I am hesitant to write this post, because I honestly believe that I am showing my hand as a coach, and giving away the greatest concept that I have learned to date. However, my desire to see this job done right (or rather, my desire to stop cringing when it’s done poorly) is stronger than my desire to maintain some sort of trade secret. Let’s begin.
None of my athletes perform any lifts with a barbell in their first week of training. None of my (non-weightlifting) athletes snatch or clean or jerk for probably several months, and even then it won’t be full lifts (“squat” snatch/clean, for you CrossFit kids) from the floor.
Why? Because they don’t need to, and they aren’t ready.
I always use the furthest useful regression. Regressions are exercises that are very similar to the exercise you’d like to have your athletes do, but easier for you to teach and for them to learn to perform. A quick example would be a goblet squat instead of a barbell squat. I include the word “useful” because for a powerlifter who can squat >500 lbs, a goblet squat <100 lbs isn’t even going to register as a stimulus. However, even if you get a kid who is very strong, you can still use regressions as a teaching tool to ensure they know how to move properly.
Regressions are immensely useful as teaching tools. This becomes even more important when you’re working with groups of people. Let’s say, for example, that in your mind, you want all of your athletes to increase their squat, bench, and deadlift, but you’re really unhappy with their form.
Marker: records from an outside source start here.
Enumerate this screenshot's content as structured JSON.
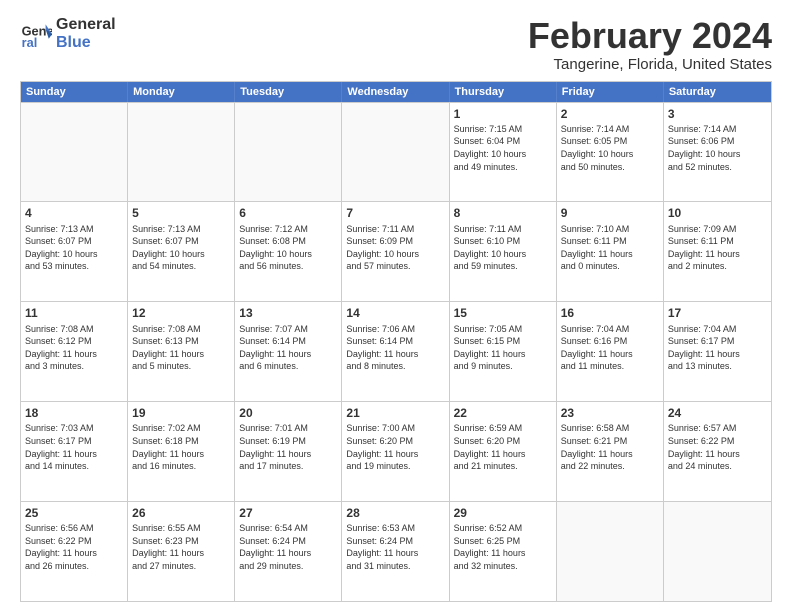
{
  "logo": {
    "line1": "General",
    "line2": "Blue"
  },
  "title": "February 2024",
  "subtitle": "Tangerine, Florida, United States",
  "headers": [
    "Sunday",
    "Monday",
    "Tuesday",
    "Wednesday",
    "Thursday",
    "Friday",
    "Saturday"
  ],
  "rows": [
    [
      {
        "day": "",
        "text": ""
      },
      {
        "day": "",
        "text": ""
      },
      {
        "day": "",
        "text": ""
      },
      {
        "day": "",
        "text": ""
      },
      {
        "day": "1",
        "text": "Sunrise: 7:15 AM\nSunset: 6:04 PM\nDaylight: 10 hours\nand 49 minutes."
      },
      {
        "day": "2",
        "text": "Sunrise: 7:14 AM\nSunset: 6:05 PM\nDaylight: 10 hours\nand 50 minutes."
      },
      {
        "day": "3",
        "text": "Sunrise: 7:14 AM\nSunset: 6:06 PM\nDaylight: 10 hours\nand 52 minutes."
      }
    ],
    [
      {
        "day": "4",
        "text": "Sunrise: 7:13 AM\nSunset: 6:07 PM\nDaylight: 10 hours\nand 53 minutes."
      },
      {
        "day": "5",
        "text": "Sunrise: 7:13 AM\nSunset: 6:07 PM\nDaylight: 10 hours\nand 54 minutes."
      },
      {
        "day": "6",
        "text": "Sunrise: 7:12 AM\nSunset: 6:08 PM\nDaylight: 10 hours\nand 56 minutes."
      },
      {
        "day": "7",
        "text": "Sunrise: 7:11 AM\nSunset: 6:09 PM\nDaylight: 10 hours\nand 57 minutes."
      },
      {
        "day": "8",
        "text": "Sunrise: 7:11 AM\nSunset: 6:10 PM\nDaylight: 10 hours\nand 59 minutes."
      },
      {
        "day": "9",
        "text": "Sunrise: 7:10 AM\nSunset: 6:11 PM\nDaylight: 11 hours\nand 0 minutes."
      },
      {
        "day": "10",
        "text": "Sunrise: 7:09 AM\nSunset: 6:11 PM\nDaylight: 11 hours\nand 2 minutes."
      }
    ],
    [
      {
        "day": "11",
        "text": "Sunrise: 7:08 AM\nSunset: 6:12 PM\nDaylight: 11 hours\nand 3 minutes."
      },
      {
        "day": "12",
        "text": "Sunrise: 7:08 AM\nSunset: 6:13 PM\nDaylight: 11 hours\nand 5 minutes."
      },
      {
        "day": "13",
        "text": "Sunrise: 7:07 AM\nSunset: 6:14 PM\nDaylight: 11 hours\nand 6 minutes."
      },
      {
        "day": "14",
        "text": "Sunrise: 7:06 AM\nSunset: 6:14 PM\nDaylight: 11 hours\nand 8 minutes."
      },
      {
        "day": "15",
        "text": "Sunrise: 7:05 AM\nSunset: 6:15 PM\nDaylight: 11 hours\nand 9 minutes."
      },
      {
        "day": "16",
        "text": "Sunrise: 7:04 AM\nSunset: 6:16 PM\nDaylight: 11 hours\nand 11 minutes."
      },
      {
        "day": "17",
        "text": "Sunrise: 7:04 AM\nSunset: 6:17 PM\nDaylight: 11 hours\nand 13 minutes."
      }
    ],
    [
      {
        "day": "18",
        "text": "Sunrise: 7:03 AM\nSunset: 6:17 PM\nDaylight: 11 hours\nand 14 minutes."
      },
      {
        "day": "19",
        "text": "Sunrise: 7:02 AM\nSunset: 6:18 PM\nDaylight: 11 hours\nand 16 minutes."
      },
      {
        "day": "20",
        "text": "Sunrise: 7:01 AM\nSunset: 6:19 PM\nDaylight: 11 hours\nand 17 minutes."
      },
      {
        "day": "21",
        "text": "Sunrise: 7:00 AM\nSunset: 6:20 PM\nDaylight: 11 hours\nand 19 minutes."
      },
      {
        "day": "22",
        "text": "Sunrise: 6:59 AM\nSunset: 6:20 PM\nDaylight: 11 hours\nand 21 minutes."
      },
      {
        "day": "23",
        "text": "Sunrise: 6:58 AM\nSunset: 6:21 PM\nDaylight: 11 hours\nand 22 minutes."
      },
      {
        "day": "24",
        "text": "Sunrise: 6:57 AM\nSunset: 6:22 PM\nDaylight: 11 hours\nand 24 minutes."
      }
    ],
    [
      {
        "day": "25",
        "text": "Sunrise: 6:56 AM\nSunset: 6:22 PM\nDaylight: 11 hours\nand 26 minutes."
      },
      {
        "day": "26",
        "text": "Sunrise: 6:55 AM\nSunset: 6:23 PM\nDaylight: 11 hours\nand 27 minutes."
      },
      {
        "day": "27",
        "text": "Sunrise: 6:54 AM\nSunset: 6:24 PM\nDaylight: 11 hours\nand 29 minutes."
      },
      {
        "day": "28",
        "text": "Sunrise: 6:53 AM\nSunset: 6:24 PM\nDaylight: 11 hours\nand 31 minutes."
      },
      {
        "day": "29",
        "text": "Sunrise: 6:52 AM\nSunset: 6:25 PM\nDaylight: 11 hours\nand 32 minutes."
      },
      {
        "day": "",
        "text": ""
      },
      {
        "day": "",
        "text": ""
      }
    ]
  ]
}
You could keep shouting, “Keep your spine straight! Knees out!” until you’re gasping for air, or you could regress the exercise to something that’s easier for them to learn, like a goblet squat, pushup, and RDL, or whatever regressions you choose. Sometimes I’ll progress a team of athletes to barbell lifts, and 70% of the kids can perform a movement properly, but the other 30% can’t, and that’s fine! I tell this 30% to stick with the regression until they can comfortably progress to the next exercise.
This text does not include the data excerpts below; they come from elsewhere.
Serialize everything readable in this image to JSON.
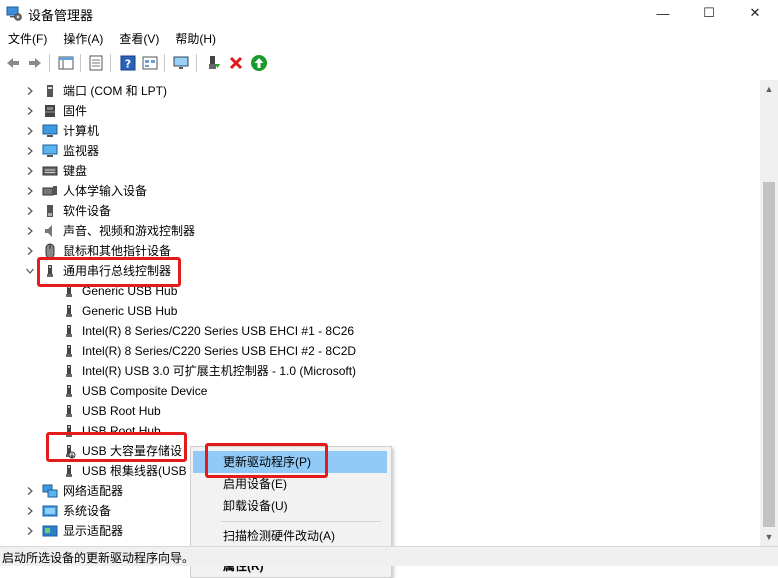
{
  "window": {
    "title": "设备管理器",
    "minimize": "—",
    "maximize": "☐",
    "close": "✕"
  },
  "menu": [
    "文件(F)",
    "操作(A)",
    "查看(V)",
    "帮助(H)"
  ],
  "tree": {
    "categories_top": [
      {
        "label": "端口 (COM 和 LPT)",
        "icon": "port-icon"
      },
      {
        "label": "固件",
        "icon": "firmware-icon"
      },
      {
        "label": "计算机",
        "icon": "computer-icon"
      },
      {
        "label": "监视器",
        "icon": "monitor-icon"
      },
      {
        "label": "键盘",
        "icon": "keyboard-icon"
      },
      {
        "label": "人体学输入设备",
        "icon": "hid-icon"
      },
      {
        "label": "软件设备",
        "icon": "software-device-icon"
      },
      {
        "label": "声音、视频和游戏控制器",
        "icon": "sound-icon"
      },
      {
        "label": "鼠标和其他指针设备",
        "icon": "mouse-icon"
      }
    ],
    "usb_category": "通用串行总线控制器",
    "usb_children": [
      "Generic USB Hub",
      "Generic USB Hub",
      "Intel(R) 8 Series/C220 Series USB EHCI #1 - 8C26",
      "Intel(R) 8 Series/C220 Series USB EHCI #2 - 8C2D",
      "Intel(R) USB 3.0 可扩展主机控制器 - 1.0 (Microsoft)",
      "USB Composite Device",
      "USB Root Hub",
      "USB Root Hub",
      "USB 大容量存储设",
      "USB 根集线器(USB"
    ],
    "categories_bottom": [
      {
        "label": "网络适配器",
        "icon": "network-icon"
      },
      {
        "label": "系统设备",
        "icon": "system-device-icon"
      },
      {
        "label": "显示适配器",
        "icon": "display-adapter-icon"
      }
    ]
  },
  "context_menu": {
    "items": [
      "更新驱动程序(P)",
      "启用设备(E)",
      "卸载设备(U)",
      "扫描检测硬件改动(A)",
      "属性(R)"
    ]
  },
  "status": "启动所选设备的更新驱动程序向导。",
  "colors": {
    "highlight_box": "#e51a1a",
    "menu_hover": "#91c9f7"
  }
}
Take your time with your exercise progressions. A lot of you already use regressions, but you speed through them so quickly. For example, the way that the Olympic lifts are taught, even among weightlifting athletes, is often a sped-through progression. I’d rather have a weightlifter spend a MONTH perfecting a snatch and clean from the high hang before I even moved to the hang at the knee. There’s far less to think about, fewer cues to remember, and fewer opportunities to mess up. There are coaches that do this, and have great success; meanwhile, others have their athletes fly through the progressions at the same speed as they learned them in their USAW / CF L1 classes, and wonder why the result looks like garbage. It’s good to teach the progression, but you need to allow enough time to sink in as a motor pattern.
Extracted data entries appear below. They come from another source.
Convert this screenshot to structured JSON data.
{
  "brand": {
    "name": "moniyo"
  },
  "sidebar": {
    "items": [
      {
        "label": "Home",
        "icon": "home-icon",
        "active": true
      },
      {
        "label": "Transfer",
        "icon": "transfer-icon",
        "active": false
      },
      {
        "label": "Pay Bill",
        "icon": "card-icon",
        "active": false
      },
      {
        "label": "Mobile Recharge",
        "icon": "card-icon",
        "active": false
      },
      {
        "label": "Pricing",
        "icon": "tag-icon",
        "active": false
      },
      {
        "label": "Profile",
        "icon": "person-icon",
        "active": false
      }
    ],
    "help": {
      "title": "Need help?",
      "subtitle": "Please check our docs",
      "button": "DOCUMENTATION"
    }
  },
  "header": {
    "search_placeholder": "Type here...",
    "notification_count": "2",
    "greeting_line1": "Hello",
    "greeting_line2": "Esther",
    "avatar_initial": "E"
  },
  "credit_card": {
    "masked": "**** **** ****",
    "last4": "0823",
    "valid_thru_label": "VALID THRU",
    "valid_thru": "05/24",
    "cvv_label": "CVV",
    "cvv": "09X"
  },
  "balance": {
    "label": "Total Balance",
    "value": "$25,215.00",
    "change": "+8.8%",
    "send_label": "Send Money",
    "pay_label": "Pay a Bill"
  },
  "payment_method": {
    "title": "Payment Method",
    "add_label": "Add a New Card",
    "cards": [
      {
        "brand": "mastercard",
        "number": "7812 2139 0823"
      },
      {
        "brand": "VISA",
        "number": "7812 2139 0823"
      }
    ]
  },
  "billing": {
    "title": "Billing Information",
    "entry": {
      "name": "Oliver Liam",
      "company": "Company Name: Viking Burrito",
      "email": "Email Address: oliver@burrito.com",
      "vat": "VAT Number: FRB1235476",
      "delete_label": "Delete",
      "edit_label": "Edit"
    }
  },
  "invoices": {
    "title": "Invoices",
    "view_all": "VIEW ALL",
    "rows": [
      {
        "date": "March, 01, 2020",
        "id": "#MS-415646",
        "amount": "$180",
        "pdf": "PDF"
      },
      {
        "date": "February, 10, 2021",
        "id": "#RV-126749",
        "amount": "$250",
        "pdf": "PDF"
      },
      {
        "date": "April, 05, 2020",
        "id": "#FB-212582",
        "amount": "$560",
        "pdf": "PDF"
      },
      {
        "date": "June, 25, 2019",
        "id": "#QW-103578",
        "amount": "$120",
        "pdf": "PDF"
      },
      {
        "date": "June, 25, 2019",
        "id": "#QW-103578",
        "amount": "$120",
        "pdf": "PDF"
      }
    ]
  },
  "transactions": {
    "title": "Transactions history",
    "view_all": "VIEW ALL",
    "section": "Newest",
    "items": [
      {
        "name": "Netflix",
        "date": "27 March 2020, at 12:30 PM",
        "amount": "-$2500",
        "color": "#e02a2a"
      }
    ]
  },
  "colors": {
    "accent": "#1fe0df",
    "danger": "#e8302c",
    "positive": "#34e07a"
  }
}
You simply don’t need to do this. Your athletes can likely reap a training effect from a regression on what you currently use. You want your kids to bench? Great. Can they still get the same training effect from pushups? If not, and your kids can crank out pushups with perfect form without struggle, and you’d rather increase their maximal strength rather than work capacity, great, progress to benching. But you’ve got no business benching if you can’t yet do pushups well. And you can use regressions on pushups as well, such as elevating the kid’s hands, etc. There is almost always a regression.
“But barbells are the most effective tool we have to increase strength! You won’t get as much out of silly, light kettlebell goblet squats and pushups!”
I’d rather have an athlete use a full range of motion and proper movement in a safe, relatively unloaded exercise than crank out half-reps with a bad spinal position and their knees caving in with 225 on their back. You tell me who of these two examples is getting a better training effect.
Of course I want my athletes to progress to barbell lifts. I’d love to have all my guys easily repping 1.5x their bodyweight easily and performing full snatches from the floor. But they’re neither ready for that yet, nor can we rush to get there.
I considered providing a list of regressions and progressions that I use, but you should choose to use your own based on your coaching style, familiarity, and facilities. I recommend beginning every program you write by considering broadly, “What do I hope to achieve?” Don’t just choose an exercise because someone told you it’s a good idea; choose exercises that directly contribute to your desired outcomes. For example, if you know your athletes need strong legs, chest, and back, you could use barbell squats, bench press, and power cleans, or you could use any number of regressions from which you can still glean a training effect, and progress as you see appropriate.
If you begin with the most complicated exercise you know, you are setting your athletes up to fail. Instead, lead them through a sensible progression of exercises that are manageable to learn, followed by exercises that are just slightly more involved, and continue this process until the day that that you finally arrive at the most complicated exercise you know, whereby you will have already set them up to succeed.
I leave you with one of my favorite quotes, from Søren Kierkeaard.
“If one is truly to succeed in leading a person to a specific place, one must first and foremost take care to find him where he is and begin there. This is the secret in the entire art of helping.”